How much time did you take before making these decisions and what helped you with your thought process?
I also knew from the past that writing can be very solitary and that I would need to do something else that involved working with people. We’re all very aware of the volatile state of the world today. That plus my experiences living in the US and a small village in the south of France, where you can really feel the impact of heavy immigration from northern Africa, helped me decide to create a non-profit, Eurica Media Lab. I serve as its Executive Director and it has a mission of cross cultural education and exchange through the use of film, television, and the internet. And by the way that theme also comes out in my novel as well.
So some days I’ll write; other days I get to work with my Board of Directors or the professional volunteers and the students from Eurica and some days I’ll do both. Now I find myself doing all the things I want to do and not things I have to do. It’s a luxury I think I’ve earned.
So you’ve finished your first novel. Do you have another one in you or is that it?

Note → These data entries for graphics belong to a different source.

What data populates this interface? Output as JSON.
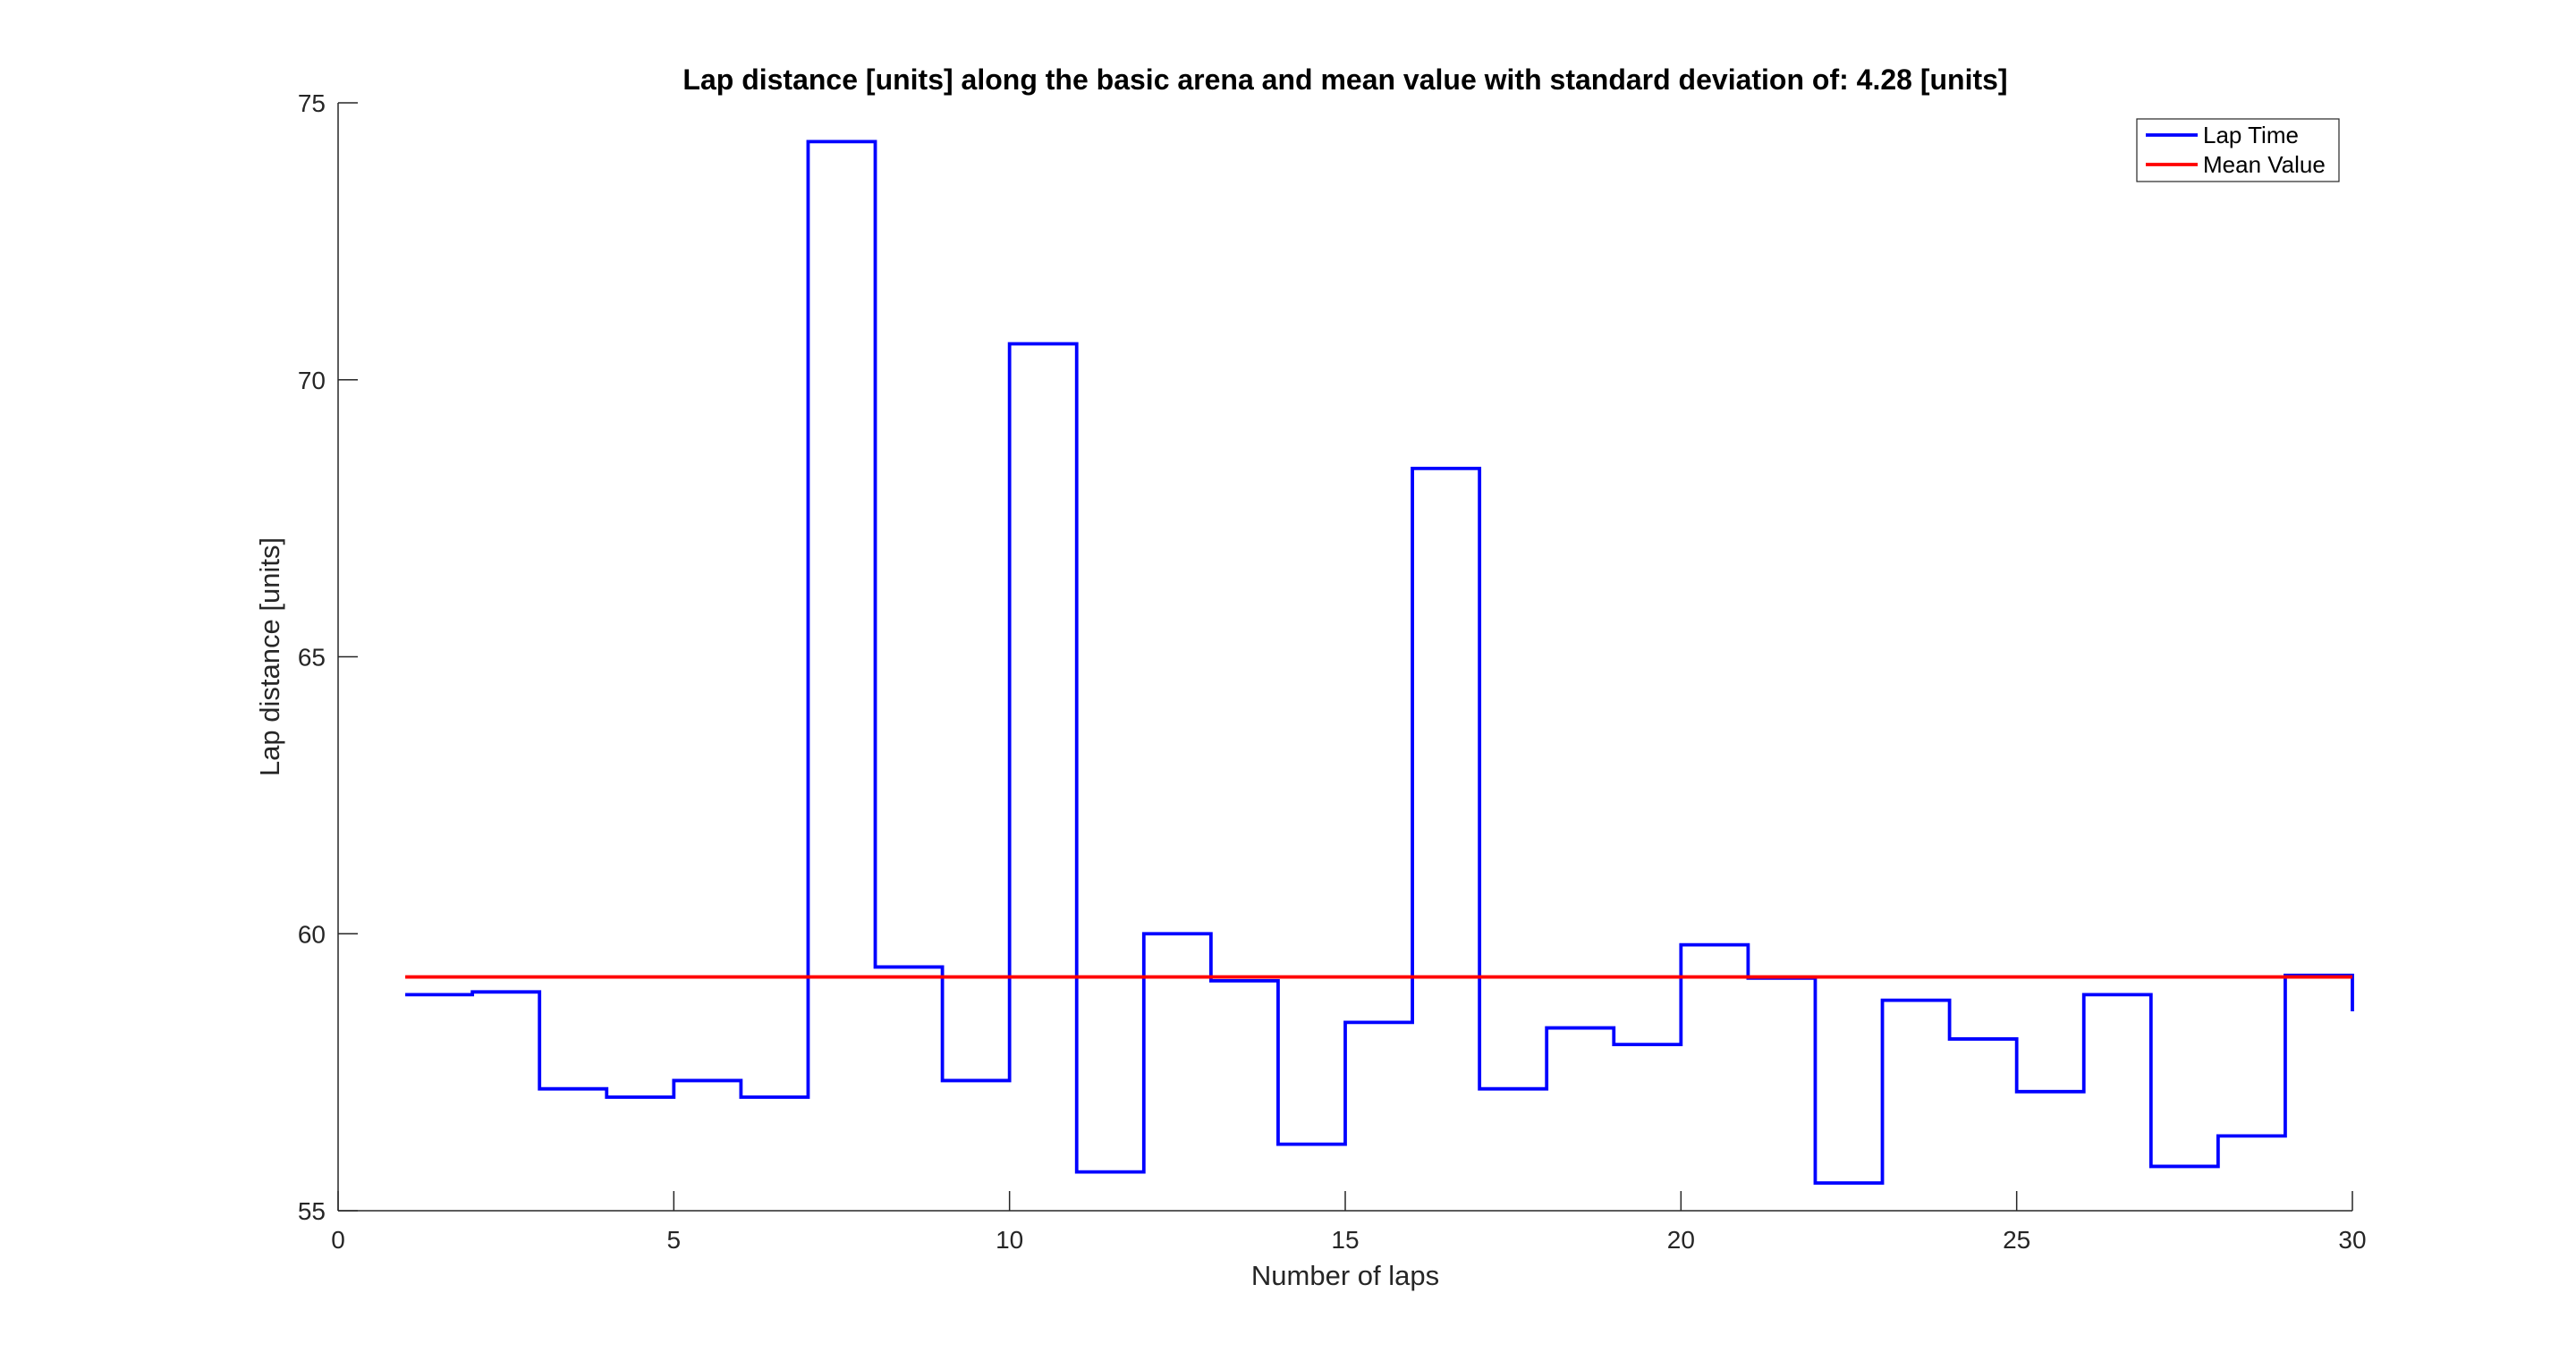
{
  "chart_data": {
    "type": "line",
    "title": "Lap distance [units] along the basic arena and mean value with standard deviation of: 4.28 [units]",
    "xlabel": "Number of laps",
    "ylabel": "Lap distance [units]",
    "xlim": [
      0,
      30
    ],
    "ylim": [
      55,
      75
    ],
    "xticks": [
      0,
      5,
      10,
      15,
      20,
      25,
      30
    ],
    "yticks": [
      55,
      60,
      65,
      70,
      75
    ],
    "grid": false,
    "legend_position": "top-right",
    "series": [
      {
        "name": "Lap Time",
        "color": "#0000ff",
        "style": "stairs",
        "x": [
          1,
          2,
          3,
          4,
          5,
          6,
          7,
          8,
          9,
          10,
          11,
          12,
          13,
          14,
          15,
          16,
          17,
          18,
          19,
          20,
          21,
          22,
          23,
          24,
          25,
          26,
          27,
          28,
          29,
          30
        ],
        "values": [
          58.9,
          58.95,
          57.2,
          57.05,
          57.35,
          57.05,
          74.3,
          59.4,
          57.35,
          70.65,
          55.7,
          60.0,
          59.15,
          56.2,
          58.4,
          68.4,
          57.2,
          58.3,
          58.0,
          59.8,
          59.2,
          55.5,
          58.8,
          58.1,
          57.15,
          58.9,
          55.8,
          56.35,
          59.25,
          58.6
        ]
      },
      {
        "name": "Mean Value",
        "color": "#ff0000",
        "style": "line",
        "x": [
          1,
          30
        ],
        "values": [
          59.22,
          59.22
        ]
      }
    ]
  }
}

My first novel, “The Infidel in Plaid,” took a long time. It’s a very different process than from the screenplays I had written in the past but I love it. Now in my second novel I am looking back on the shape of my childhood as one does as you grow older and dealing with some unfinished business. It’s about what’s it like to grow up in the military and to tell mine and my mother’s stories - two very different ones. We know that our military is very stretched today and our soldiers are having lots of trouble when they return to their families. I want to reveal how it shapes the children and it does call upon a lot that I’ve experienced. It’s not a memoir yet it’s something very personal.
What else is different about your second life? Your daily routines, your relationships, your homes, your free or down time?
Well I was used to working at home even when I was in the corporate world so my day doesn’t vary drastically except for not having a salary so I do feel a bit more constrained. I’ve driven the same old Range Rover for the past 12 years and frankly I feel an old clunky car sets you apart. I guess I rely more on frequent flyer programs and monitor how often I go out with friends. But I now have more time to focus on family.